First is definitely the place to be

BRUCE GARRIOCH -- Ottawa Sun

, Last Updated: 12:49 PM ET

The Senators haven't been in second place in their division for about four months.

But that could change tonight.

First place in the Northeast Division will be on the line when the Senators host the second-place Buffalo Sabres at Scotiabank Place.

A Sabres victory would not only give them first in the division, but would also move them into second in the Eastern Conference standings -- behind the Carolina Hurricanes. Ottawa would fall to No. 4 overall.

The last time the Senators were in second place in their division was Nov. 19, when they trailed the Montreal Canadiens by a point.

This game may not mean a whole lot considering the Senators and Sabres will square off another three times after tonight, but with the race for top spot so tight -- and only 16 games remaining for both sides -- neither team wants to lose any ground.

"We are well aware that these points are huge," said Senators centre Bryan Smolinski as the club enjoyed a day off following a 3-2 shootout loss in Boston on Thursday. "We've been playing some great hockey, but the Buffalo Sabres have been right there with us.

"Just when we thought we were going to pull ahead, you look behind you and there they are only a point back. You have to give them credit. A lot of what they've been able to accomplish is because of the great goaltending they've received from Ryan Miller. He's just been great for them. He's been one of the top goaltenders in the league."

The Sabres, who learned yesterday they'll be without winger Jochen Hecht for at least two weeks because of a knee injury, have been gunning for the Senators all season.

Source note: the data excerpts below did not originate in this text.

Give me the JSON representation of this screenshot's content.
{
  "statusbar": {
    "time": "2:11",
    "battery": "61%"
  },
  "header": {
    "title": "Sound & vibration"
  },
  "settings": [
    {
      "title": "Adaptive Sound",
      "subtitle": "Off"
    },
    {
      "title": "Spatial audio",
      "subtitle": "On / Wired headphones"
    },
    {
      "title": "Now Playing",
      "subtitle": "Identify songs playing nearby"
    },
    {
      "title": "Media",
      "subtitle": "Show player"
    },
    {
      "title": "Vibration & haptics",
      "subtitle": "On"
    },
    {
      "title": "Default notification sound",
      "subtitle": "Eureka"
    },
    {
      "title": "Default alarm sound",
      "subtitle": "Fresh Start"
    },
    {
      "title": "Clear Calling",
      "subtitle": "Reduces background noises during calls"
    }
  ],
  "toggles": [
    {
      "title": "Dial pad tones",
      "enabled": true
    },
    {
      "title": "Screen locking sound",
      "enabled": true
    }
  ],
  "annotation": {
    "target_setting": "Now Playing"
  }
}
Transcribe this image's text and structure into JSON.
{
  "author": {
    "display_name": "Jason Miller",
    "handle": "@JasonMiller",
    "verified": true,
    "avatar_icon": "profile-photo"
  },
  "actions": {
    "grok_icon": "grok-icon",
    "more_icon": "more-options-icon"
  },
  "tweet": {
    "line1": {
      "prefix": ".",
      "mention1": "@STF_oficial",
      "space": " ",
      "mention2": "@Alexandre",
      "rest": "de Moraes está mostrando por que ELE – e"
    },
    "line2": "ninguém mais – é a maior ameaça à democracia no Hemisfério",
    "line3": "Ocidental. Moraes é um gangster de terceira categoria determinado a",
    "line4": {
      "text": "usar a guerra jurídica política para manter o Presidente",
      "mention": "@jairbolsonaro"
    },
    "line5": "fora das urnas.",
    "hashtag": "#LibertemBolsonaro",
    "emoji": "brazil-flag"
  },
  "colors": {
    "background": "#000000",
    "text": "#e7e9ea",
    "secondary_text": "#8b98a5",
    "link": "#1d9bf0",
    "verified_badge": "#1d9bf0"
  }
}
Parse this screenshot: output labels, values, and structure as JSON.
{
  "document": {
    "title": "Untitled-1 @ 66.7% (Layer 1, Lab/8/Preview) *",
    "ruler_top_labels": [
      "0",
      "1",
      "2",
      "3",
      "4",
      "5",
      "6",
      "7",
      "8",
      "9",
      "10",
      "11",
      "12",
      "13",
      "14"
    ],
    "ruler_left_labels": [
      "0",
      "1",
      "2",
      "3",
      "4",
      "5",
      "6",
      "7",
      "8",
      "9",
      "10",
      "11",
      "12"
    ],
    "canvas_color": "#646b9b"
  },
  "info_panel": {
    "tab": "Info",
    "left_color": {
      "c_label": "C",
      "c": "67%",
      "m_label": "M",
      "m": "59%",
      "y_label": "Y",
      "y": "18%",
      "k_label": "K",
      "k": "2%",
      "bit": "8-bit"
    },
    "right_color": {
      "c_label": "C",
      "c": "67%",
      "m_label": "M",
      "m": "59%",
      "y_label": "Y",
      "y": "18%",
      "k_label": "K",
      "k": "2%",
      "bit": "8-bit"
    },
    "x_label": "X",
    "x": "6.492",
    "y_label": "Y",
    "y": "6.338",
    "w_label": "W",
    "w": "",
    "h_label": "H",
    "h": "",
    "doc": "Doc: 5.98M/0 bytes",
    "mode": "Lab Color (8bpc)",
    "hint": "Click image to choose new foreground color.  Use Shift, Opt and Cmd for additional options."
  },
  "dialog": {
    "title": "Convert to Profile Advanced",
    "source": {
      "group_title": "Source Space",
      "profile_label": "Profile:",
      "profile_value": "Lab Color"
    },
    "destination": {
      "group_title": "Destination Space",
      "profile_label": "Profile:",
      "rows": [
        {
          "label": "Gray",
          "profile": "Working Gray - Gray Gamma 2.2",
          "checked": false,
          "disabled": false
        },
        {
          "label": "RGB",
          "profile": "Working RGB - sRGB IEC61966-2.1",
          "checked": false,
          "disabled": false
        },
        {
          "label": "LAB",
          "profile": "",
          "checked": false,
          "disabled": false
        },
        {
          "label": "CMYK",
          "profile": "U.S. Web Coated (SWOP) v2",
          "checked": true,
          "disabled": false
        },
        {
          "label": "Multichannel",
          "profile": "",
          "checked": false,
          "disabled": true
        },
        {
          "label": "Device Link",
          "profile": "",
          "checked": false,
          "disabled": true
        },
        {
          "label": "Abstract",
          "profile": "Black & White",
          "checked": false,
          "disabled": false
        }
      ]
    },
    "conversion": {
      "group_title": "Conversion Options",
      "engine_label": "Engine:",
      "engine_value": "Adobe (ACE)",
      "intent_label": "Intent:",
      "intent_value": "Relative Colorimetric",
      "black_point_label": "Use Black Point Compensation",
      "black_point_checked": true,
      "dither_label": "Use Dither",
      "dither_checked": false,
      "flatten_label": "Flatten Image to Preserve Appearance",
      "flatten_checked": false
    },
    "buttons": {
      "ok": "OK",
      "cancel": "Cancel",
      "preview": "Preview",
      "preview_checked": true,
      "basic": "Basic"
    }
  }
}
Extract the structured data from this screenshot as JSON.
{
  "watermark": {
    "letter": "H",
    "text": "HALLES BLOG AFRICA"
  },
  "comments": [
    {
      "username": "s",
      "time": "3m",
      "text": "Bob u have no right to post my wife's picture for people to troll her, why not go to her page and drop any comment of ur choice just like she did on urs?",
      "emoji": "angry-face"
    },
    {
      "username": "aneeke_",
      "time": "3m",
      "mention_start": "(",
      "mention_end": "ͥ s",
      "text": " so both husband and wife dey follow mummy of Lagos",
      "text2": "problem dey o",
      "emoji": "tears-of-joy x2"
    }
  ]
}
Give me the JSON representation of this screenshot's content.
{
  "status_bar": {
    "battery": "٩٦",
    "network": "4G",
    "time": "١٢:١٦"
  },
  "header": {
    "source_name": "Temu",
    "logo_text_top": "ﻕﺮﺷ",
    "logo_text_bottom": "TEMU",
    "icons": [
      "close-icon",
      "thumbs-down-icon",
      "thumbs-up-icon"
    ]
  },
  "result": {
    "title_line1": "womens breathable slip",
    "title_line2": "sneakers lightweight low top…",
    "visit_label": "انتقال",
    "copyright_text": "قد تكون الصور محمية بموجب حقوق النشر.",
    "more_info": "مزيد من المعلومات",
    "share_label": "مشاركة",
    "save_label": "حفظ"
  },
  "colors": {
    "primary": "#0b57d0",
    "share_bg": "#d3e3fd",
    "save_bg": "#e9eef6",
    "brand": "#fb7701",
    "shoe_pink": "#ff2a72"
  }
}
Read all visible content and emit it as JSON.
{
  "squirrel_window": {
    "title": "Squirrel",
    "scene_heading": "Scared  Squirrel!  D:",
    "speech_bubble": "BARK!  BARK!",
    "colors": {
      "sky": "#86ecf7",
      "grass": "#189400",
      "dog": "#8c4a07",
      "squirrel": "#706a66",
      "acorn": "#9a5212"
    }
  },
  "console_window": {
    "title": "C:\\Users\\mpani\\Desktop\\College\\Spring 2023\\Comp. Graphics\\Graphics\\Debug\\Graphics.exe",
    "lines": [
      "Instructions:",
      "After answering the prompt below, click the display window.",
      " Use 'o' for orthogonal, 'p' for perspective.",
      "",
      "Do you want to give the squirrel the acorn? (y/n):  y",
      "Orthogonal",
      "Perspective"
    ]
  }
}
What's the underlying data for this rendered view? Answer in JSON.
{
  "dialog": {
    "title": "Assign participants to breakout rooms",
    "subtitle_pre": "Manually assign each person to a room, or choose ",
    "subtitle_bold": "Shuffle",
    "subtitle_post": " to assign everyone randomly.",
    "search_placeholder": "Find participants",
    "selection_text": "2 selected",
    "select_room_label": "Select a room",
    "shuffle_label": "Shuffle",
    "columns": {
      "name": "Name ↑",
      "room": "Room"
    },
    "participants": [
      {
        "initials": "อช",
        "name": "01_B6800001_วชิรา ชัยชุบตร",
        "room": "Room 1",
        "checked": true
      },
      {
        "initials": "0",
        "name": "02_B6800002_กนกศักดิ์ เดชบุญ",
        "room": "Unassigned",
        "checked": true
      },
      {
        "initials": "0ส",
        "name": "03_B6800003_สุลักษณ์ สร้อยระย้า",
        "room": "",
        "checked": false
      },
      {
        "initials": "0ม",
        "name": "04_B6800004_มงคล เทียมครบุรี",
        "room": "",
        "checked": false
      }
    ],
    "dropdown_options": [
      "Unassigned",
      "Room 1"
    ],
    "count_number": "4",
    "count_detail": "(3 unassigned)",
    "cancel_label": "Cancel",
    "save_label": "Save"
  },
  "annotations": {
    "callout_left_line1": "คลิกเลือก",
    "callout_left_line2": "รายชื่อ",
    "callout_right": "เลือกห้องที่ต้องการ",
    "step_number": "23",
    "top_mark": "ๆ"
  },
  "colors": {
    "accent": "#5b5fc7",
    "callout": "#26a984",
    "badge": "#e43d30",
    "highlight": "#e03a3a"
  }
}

"For us, Ottawa has always been the team to beat," said Sabres centre Daniel Briere, a Gatineau native. "Not only in our division or in our conference, but in the entire NHL."

The Sabres, who are making a solid case for Lindy Ruff to be named the NHL's coach of the year, have been pleased with their success. This is a team built around speed and its thriving in the new NHL.

"Our team has changed a lot since the beginning of the season," said Briere, who shares the captaincy with fellow forward Chris Drury.

"Our young players have gained a lot of experience and our goalie Ryan Miller has been terrific of late."

MEASURING UP: Senators GM John Muckler had a chat with NHL VP Colin Campbell after the stick-measuring fiasco prior to the shootout in Boston on Thursday. Muckler thought the way the officials conducted the measurements was embarrassing and wasn't happy that centre Antoine Vermette had his stick ruled illegal. "I didn't like the way it was handled and I didn't think it looked very good for anybody involved," said Muckler. With a lot of questions being asked by the media about the legality of blades, the NHL decided to measure all sticks before shootouts after the Olympic break. Part of the issue, according to Muckler, is players often shave their sticks down and that's why Vermette's was ruled illegal, making him ineligible for the shootout. Centre Jason Spezza, one of the few players in the league that continues to use a wooden twig, coincidentally switched to an aluminum model for the shootout. Muckler said the league's process needs to be reviewed.

GETTING CLOSER: Senators winger Martin Havlat is inching closer to a comeback, but needs to see shoulder specialist Anthony Miniaci before returning to the lineup. That meeting is expected to take place next month. If all goes well, Havlat would then get clearance to practise with physical contact while preparing for the final part of the regular-season schedule. "I'm feeling pretty good and I'm making progress every day, but I'm not ready for the physical play and until I get that clearance I won't be able to come back," said Havlat.